Hechos principales
A las 12:32 del domingo los servicios de emergencia recibieron la alerta de un incendio de vegetación en la zona del Rourell, en el municipio de Vilallonga del Camp (Tarragona). El fuego arrasó una caseta de madera, la vegetación circundante y material diverso de una finca sin cultivar. No se reportaron heridos ni evacuaciones obligatorias.
El foco inicial se localizó en un terreno agrícola sin cultivo, lo que facilitó la rápida propagación del fuego por la materia combustible presente. La zona afectada está situada a pocos kilómetros del núcleo urbano, por lo que la contención temprana resultó crucial para evitar daños mayores.
Respuesta de los bomberos
Los Bomberos de la Generalitat desplegaron ocho dotaciones terrestres y un helicóptero de extinción para atacar el incendio. Las unidades trabajaron en dos frentes: el flanco izquierdo quedó estabilizado rápidamente, mientras que el primer tercio del flanco derecho y la cola del fuego se anclaron al camino, manteniéndose activos el resto del flanco derecho y la parte delantera.
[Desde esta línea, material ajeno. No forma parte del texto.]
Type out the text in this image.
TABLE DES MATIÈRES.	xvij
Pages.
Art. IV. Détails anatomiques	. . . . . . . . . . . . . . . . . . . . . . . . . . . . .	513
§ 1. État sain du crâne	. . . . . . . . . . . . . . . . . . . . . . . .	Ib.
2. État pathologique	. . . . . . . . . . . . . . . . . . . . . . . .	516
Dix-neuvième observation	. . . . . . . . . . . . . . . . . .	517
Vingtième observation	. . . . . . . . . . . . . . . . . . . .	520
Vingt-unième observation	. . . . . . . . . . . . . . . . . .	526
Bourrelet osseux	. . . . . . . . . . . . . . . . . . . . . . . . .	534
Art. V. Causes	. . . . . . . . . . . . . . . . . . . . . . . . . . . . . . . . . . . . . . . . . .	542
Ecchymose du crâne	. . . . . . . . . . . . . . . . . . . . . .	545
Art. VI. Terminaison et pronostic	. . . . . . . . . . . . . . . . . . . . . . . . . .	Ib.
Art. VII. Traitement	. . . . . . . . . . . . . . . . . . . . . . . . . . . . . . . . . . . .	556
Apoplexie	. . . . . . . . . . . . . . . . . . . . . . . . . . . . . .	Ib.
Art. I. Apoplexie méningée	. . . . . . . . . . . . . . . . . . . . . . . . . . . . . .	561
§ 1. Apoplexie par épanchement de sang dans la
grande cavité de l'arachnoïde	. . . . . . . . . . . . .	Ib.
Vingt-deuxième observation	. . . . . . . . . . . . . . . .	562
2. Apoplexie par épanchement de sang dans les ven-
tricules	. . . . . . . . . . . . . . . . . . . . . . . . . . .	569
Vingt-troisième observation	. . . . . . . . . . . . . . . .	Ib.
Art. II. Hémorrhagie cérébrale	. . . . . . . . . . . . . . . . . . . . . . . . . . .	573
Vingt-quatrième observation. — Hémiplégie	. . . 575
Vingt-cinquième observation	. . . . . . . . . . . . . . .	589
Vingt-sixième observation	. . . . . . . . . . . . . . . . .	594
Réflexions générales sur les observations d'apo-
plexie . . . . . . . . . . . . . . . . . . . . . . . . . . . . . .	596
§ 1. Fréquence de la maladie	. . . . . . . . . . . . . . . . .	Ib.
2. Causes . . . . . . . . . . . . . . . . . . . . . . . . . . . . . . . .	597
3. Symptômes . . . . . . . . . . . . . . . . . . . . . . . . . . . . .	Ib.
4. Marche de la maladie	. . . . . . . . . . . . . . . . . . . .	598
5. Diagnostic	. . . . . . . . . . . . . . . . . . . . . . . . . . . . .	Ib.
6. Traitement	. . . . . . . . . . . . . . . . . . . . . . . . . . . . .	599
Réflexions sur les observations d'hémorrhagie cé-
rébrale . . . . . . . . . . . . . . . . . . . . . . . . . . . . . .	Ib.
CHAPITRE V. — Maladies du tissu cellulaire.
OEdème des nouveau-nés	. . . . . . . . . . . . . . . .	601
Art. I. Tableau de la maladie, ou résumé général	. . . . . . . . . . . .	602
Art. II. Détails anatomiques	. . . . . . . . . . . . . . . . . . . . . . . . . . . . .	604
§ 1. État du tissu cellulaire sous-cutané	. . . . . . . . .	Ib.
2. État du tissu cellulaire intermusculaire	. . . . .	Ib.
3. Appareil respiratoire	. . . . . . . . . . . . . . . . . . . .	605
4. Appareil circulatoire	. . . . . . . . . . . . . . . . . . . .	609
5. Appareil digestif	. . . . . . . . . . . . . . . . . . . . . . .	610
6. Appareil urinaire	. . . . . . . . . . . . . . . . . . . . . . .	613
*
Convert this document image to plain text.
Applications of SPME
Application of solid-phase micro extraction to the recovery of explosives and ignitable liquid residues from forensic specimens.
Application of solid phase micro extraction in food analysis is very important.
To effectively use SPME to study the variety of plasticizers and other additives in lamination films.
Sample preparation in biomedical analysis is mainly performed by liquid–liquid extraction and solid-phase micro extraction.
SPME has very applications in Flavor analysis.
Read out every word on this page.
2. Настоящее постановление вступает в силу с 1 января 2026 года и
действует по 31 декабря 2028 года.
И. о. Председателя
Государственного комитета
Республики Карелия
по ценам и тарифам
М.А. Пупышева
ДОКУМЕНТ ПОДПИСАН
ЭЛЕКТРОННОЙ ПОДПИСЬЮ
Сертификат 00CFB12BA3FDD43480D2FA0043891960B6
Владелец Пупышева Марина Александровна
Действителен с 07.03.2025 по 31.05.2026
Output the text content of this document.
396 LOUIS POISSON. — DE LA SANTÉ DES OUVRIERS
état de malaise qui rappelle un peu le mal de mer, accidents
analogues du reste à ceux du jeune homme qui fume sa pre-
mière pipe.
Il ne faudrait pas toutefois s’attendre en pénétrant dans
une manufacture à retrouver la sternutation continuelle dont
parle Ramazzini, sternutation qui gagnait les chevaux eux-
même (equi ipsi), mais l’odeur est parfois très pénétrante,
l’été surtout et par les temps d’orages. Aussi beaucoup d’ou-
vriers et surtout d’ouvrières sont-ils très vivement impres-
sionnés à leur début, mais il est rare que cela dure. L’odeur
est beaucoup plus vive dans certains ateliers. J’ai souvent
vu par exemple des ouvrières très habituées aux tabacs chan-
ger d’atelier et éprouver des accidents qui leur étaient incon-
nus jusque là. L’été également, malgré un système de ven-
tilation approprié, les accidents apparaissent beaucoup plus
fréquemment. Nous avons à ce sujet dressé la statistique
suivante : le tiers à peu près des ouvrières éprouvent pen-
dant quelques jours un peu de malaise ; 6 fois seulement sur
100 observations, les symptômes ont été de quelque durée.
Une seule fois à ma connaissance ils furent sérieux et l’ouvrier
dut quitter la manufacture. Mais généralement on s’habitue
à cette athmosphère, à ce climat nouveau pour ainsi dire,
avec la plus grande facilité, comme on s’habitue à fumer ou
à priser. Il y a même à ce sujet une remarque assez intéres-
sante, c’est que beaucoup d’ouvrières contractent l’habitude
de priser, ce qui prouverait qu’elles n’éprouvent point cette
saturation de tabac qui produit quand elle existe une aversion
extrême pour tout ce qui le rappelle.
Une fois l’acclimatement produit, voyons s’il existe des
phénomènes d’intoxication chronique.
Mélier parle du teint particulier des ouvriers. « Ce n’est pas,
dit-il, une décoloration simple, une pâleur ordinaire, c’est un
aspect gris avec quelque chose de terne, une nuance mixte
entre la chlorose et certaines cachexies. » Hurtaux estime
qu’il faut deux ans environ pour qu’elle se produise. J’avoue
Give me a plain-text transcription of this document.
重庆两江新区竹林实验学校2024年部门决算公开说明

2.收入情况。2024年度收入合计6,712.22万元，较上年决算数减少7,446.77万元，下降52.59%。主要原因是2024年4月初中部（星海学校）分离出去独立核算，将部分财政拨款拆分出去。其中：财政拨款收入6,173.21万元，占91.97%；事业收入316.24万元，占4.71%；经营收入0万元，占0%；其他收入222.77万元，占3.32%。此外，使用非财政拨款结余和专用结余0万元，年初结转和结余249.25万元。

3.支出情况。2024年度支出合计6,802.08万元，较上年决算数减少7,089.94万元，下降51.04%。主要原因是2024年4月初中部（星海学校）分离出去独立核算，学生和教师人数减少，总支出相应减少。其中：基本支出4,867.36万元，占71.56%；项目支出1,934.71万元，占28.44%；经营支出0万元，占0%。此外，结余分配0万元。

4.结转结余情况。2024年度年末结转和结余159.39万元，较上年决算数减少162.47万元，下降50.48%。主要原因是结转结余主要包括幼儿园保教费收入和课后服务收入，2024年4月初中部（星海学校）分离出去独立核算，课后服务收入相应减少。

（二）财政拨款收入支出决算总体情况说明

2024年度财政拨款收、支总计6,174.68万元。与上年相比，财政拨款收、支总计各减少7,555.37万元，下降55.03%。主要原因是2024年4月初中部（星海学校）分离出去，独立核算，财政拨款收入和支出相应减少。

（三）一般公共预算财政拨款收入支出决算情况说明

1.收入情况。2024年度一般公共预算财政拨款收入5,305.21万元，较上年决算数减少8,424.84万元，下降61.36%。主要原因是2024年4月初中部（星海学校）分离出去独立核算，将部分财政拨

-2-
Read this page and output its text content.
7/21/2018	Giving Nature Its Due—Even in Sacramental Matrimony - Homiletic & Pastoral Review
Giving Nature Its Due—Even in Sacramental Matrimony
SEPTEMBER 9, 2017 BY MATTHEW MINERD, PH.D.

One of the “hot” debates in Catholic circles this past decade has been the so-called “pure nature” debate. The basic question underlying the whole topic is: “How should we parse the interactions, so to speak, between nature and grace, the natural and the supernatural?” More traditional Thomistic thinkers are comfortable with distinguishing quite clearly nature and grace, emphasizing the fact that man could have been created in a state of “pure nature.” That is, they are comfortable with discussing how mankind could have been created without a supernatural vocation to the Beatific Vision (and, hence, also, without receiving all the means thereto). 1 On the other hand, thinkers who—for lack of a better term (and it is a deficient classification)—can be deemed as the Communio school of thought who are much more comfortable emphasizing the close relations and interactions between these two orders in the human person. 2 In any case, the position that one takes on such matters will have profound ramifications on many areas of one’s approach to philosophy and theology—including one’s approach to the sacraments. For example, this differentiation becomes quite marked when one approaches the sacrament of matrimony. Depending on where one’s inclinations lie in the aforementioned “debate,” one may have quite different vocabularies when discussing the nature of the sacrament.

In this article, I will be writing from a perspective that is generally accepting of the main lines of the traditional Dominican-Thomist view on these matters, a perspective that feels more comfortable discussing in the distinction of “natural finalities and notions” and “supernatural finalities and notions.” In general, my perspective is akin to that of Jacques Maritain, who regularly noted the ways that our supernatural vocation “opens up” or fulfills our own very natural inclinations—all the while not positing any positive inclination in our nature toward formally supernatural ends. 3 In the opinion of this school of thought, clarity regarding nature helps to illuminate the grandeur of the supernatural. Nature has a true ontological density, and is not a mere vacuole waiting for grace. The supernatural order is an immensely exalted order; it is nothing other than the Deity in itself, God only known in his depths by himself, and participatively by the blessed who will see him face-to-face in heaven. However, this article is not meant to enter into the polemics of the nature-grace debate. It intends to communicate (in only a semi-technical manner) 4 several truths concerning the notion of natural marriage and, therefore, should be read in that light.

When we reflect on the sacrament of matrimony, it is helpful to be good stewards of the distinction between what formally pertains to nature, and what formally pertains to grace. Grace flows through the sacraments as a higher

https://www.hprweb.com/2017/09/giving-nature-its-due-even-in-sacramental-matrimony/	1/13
Para reforzar la contención, se enviaron cinco dotaciones adicionales con la misión de remojar la zona y crear barreras de humedad que impidieran la reactivación del fuego. El helicóptero, equipado con cañones de agua, sobrevoló el área y aportó una descarga puntual sobre los puntos más críticos.
Detección de segunda columna de humo
A 1,5 km del foco principal, los equipos detectaron una segunda columna de humo. La unidad aérea y varios efectivos terrestres se desplazaron al lugar, logrando estabilizar el nuevo brote antes de que pudiera generar una expansión significativa.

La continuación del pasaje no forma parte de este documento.